Irving Ezra Segal (September 13, 1918 – August 30, 1998) was an American mathematician known for work on theoretical quantum mechanics. He shares credit for what is often referred to as the Segal–Shale–Weil representation.

Early in his career Segal became known for his developments in quantum field theory and in functional and harmonic analysis, in particular his innovation of the algebraic axioms known as C*-algebra.

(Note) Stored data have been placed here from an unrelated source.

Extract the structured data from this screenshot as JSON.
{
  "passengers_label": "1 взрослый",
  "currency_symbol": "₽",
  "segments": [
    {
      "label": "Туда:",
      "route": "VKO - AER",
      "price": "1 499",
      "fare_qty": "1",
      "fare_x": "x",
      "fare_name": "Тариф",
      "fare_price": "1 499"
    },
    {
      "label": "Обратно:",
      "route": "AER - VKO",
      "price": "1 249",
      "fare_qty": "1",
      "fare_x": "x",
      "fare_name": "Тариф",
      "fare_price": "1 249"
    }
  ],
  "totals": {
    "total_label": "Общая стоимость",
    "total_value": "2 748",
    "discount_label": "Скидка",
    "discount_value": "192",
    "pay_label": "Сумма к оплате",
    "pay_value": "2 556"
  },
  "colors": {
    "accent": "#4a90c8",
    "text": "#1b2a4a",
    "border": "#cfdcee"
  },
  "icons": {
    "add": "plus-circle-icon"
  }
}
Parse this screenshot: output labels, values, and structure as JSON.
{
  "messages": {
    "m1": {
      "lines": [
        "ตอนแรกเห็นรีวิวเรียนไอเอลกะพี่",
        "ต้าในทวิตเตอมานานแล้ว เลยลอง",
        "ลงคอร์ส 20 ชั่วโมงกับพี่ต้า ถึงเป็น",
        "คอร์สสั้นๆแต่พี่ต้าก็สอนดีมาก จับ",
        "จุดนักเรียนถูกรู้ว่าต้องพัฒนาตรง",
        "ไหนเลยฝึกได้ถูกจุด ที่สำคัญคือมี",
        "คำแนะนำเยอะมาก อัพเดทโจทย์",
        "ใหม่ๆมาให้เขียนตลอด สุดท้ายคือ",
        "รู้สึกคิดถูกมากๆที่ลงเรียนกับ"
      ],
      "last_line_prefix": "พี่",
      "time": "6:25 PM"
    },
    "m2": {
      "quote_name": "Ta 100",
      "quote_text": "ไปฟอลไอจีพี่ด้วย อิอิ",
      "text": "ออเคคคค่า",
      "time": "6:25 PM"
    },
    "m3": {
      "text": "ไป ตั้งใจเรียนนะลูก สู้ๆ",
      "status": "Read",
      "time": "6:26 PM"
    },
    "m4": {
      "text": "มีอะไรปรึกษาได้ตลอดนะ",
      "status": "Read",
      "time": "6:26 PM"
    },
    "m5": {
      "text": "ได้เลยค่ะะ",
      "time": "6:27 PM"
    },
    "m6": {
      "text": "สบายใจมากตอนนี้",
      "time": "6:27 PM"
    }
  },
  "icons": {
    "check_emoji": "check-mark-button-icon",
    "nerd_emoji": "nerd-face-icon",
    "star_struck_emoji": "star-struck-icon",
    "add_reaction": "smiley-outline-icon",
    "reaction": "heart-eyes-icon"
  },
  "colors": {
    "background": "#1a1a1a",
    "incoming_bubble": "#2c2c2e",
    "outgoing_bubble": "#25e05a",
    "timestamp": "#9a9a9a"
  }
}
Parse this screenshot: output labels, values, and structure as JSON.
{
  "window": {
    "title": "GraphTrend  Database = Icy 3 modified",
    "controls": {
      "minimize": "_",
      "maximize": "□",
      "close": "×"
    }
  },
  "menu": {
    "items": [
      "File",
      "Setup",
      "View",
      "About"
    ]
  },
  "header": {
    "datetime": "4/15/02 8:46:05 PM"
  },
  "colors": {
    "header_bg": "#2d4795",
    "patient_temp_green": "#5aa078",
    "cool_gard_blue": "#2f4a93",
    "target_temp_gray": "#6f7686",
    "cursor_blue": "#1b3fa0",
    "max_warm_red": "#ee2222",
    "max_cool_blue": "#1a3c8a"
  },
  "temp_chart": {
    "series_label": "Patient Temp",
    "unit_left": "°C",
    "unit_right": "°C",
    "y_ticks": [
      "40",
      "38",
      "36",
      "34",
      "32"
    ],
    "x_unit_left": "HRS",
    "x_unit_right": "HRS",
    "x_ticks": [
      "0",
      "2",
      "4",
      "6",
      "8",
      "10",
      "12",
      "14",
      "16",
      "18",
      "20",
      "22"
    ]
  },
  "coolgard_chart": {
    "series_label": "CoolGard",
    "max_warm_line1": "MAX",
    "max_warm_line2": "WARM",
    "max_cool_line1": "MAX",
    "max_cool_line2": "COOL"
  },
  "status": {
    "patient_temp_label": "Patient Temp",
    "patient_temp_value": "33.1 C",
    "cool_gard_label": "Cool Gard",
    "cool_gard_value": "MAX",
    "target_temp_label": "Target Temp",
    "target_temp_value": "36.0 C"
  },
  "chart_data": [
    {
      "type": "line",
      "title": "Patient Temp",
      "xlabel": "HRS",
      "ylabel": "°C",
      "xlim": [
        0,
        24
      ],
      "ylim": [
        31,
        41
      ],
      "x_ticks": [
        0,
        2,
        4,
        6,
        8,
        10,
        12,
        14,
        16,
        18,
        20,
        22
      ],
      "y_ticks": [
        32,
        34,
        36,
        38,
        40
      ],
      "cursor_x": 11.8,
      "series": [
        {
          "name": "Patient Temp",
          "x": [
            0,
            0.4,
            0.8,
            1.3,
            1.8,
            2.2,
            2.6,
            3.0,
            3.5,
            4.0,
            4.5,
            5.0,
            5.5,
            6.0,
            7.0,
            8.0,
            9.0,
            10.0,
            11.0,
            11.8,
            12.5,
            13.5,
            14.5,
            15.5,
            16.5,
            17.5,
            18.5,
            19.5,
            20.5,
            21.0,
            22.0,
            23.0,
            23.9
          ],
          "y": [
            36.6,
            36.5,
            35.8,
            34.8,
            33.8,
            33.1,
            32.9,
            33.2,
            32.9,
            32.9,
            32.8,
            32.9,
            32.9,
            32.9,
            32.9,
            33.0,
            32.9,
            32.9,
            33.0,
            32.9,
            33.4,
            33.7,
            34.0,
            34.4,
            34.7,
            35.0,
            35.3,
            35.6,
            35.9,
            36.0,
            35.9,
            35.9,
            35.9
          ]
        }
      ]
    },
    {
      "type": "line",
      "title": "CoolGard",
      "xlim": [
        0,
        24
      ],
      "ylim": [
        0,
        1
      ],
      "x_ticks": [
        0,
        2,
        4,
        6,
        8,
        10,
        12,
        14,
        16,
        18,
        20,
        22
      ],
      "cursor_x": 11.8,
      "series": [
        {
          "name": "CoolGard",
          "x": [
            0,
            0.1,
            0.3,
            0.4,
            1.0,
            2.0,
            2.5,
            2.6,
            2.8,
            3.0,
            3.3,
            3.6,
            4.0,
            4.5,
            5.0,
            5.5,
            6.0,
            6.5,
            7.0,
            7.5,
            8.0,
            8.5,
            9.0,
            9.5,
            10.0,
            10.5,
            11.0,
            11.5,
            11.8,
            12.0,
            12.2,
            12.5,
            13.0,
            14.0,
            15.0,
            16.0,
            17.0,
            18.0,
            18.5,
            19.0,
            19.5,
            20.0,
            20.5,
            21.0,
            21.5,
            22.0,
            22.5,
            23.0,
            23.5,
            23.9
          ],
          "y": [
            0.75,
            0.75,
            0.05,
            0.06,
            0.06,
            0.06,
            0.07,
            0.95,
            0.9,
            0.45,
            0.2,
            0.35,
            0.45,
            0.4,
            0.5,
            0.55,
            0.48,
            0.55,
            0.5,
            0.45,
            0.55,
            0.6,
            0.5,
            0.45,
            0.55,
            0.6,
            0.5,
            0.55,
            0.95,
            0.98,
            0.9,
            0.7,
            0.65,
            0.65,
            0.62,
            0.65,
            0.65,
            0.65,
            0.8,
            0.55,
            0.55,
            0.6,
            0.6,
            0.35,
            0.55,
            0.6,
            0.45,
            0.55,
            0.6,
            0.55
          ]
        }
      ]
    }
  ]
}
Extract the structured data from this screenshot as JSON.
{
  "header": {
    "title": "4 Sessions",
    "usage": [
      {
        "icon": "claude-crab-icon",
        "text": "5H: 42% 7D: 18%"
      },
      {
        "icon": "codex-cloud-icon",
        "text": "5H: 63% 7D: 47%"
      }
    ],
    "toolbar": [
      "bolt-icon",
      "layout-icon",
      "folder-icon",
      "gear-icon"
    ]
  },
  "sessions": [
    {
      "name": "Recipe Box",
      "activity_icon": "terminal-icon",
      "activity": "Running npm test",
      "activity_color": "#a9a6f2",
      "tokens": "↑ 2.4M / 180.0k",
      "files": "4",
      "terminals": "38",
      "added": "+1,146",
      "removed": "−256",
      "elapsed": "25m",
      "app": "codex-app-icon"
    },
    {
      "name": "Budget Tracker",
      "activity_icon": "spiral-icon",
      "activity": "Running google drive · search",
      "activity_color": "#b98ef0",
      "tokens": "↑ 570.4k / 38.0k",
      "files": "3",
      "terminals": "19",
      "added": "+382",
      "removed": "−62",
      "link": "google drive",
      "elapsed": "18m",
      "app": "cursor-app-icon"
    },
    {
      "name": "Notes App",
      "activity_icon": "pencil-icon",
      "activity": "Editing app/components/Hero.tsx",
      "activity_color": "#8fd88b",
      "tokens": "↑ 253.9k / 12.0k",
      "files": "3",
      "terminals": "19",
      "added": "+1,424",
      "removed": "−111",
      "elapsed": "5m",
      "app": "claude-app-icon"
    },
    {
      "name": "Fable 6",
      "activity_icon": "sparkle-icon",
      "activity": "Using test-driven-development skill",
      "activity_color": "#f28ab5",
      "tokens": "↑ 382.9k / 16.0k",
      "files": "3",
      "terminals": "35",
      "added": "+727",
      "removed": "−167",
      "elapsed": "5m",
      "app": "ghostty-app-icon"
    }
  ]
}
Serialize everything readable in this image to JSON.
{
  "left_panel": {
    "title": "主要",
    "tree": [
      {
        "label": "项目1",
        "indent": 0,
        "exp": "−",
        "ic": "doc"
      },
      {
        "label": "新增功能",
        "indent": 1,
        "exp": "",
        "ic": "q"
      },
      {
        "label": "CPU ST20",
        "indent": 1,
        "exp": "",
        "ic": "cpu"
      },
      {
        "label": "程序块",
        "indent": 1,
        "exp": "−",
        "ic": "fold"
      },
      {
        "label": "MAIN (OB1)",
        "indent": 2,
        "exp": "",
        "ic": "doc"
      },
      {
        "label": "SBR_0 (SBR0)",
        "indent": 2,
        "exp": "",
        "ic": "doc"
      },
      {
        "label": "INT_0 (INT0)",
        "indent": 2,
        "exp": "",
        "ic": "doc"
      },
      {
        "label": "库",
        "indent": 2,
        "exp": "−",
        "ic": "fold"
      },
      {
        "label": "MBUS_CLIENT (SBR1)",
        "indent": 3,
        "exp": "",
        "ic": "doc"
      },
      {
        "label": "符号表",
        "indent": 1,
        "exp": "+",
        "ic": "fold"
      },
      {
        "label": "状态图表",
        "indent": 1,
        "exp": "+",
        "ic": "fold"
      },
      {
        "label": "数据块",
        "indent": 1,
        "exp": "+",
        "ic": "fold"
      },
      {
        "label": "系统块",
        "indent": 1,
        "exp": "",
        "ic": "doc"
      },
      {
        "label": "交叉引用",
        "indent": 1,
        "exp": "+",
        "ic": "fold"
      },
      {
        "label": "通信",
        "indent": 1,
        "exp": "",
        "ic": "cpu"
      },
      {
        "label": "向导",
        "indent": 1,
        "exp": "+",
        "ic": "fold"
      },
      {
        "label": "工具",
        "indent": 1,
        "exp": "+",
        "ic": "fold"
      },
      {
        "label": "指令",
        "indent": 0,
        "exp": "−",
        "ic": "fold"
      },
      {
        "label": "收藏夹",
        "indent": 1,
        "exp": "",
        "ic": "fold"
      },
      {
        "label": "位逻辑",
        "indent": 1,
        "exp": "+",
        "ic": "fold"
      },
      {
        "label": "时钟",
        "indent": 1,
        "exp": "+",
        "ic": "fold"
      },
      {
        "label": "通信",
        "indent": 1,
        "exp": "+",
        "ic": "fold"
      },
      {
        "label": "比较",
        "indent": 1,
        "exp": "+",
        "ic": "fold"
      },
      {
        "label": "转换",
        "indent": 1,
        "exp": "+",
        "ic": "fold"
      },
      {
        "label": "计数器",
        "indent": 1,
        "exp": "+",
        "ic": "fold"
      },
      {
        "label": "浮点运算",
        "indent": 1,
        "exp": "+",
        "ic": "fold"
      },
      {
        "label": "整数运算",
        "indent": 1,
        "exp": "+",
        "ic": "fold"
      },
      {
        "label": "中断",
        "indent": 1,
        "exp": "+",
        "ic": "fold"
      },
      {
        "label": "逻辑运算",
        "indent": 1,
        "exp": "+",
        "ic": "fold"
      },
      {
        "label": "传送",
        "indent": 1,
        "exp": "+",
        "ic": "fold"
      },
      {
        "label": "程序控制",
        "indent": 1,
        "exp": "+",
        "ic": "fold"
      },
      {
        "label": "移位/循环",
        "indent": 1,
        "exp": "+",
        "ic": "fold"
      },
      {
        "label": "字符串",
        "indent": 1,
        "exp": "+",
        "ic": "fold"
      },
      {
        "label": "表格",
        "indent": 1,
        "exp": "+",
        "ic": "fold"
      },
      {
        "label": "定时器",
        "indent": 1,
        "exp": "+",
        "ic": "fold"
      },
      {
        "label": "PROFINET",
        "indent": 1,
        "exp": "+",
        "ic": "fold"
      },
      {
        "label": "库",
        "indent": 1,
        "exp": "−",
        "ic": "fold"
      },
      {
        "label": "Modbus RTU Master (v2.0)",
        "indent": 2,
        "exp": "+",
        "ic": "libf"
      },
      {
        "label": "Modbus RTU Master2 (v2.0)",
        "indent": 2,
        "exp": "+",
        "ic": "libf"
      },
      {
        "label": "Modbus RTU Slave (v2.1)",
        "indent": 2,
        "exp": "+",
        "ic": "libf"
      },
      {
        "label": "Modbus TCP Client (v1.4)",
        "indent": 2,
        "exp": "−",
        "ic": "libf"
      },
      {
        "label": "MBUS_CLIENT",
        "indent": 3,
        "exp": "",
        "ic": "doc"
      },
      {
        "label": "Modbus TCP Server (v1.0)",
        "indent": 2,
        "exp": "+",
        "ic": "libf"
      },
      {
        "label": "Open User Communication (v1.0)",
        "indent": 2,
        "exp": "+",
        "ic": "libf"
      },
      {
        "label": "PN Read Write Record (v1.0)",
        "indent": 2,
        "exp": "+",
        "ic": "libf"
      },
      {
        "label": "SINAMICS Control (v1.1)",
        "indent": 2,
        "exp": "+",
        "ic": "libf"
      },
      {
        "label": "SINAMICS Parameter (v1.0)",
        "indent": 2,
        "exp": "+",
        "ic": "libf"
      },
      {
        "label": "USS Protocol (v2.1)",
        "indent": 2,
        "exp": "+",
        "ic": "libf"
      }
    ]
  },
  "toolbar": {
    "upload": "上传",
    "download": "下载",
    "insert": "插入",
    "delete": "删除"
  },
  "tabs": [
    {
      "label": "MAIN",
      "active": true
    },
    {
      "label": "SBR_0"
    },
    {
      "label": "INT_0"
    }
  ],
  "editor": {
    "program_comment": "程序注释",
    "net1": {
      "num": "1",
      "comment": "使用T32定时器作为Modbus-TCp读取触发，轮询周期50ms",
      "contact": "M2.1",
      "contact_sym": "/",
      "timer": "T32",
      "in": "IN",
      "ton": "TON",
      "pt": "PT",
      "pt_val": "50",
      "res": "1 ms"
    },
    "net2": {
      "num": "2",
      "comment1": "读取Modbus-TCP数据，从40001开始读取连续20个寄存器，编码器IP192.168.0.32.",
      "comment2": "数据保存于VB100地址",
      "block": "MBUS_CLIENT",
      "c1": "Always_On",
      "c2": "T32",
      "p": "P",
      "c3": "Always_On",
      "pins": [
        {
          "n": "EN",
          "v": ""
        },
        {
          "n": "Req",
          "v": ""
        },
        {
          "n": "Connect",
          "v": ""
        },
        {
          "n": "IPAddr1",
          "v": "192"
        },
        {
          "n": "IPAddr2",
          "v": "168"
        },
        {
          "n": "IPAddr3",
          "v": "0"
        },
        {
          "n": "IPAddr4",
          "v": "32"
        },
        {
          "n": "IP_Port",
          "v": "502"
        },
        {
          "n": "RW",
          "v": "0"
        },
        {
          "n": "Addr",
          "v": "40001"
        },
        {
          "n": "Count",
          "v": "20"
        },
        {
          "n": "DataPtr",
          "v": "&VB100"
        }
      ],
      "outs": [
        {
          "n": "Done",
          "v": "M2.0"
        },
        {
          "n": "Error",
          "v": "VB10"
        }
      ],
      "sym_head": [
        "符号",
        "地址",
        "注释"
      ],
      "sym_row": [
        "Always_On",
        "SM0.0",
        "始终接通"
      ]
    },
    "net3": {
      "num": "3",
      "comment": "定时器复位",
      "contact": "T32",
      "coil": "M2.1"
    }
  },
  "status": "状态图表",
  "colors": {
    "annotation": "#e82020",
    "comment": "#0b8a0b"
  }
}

Irving Ezra Segal was born in the Bronx in 1918 to Jewish parents. He attended school in Trenton. In 1934 was admitted to Princeton University at the age of 16. He was elected to Phi Beta Kappa, completed his undergraduate studies in just three years time, graduated with highest honors with a Bachelors in 1937, and was awarded the George B. Covington Prize in Mathematics. He was then admitted to Yale, and in another three years time had completed his doctorate, receiving his PhD in 1940. Segal taught at Harvard University, then he joined the Institute for Advanced Study in Princeton on a Guggenheim Memorial Fellowship, working from 1941–43 with Albert Einstein and Von Neumann. During World War II Segal served in the U.S. Army conducting research in ballistics at the Aberdeen Proving Ground in Maryland. He joined the mathematics department at the University of Chicago in 1948 where he served until 1960. In 1960 he joined the mathematics department at M.I.T. where he remained as a professor until his death in 1998. He won three Guggenheim Fellowships, in 1947, 1951 and 1967, and received the Humboldt Award in 1981. He was an Invited Speaker of the ICM in 1966 in Moscow and in 1970 in Nice. He was elected to the National Academy of Sciences in 1973.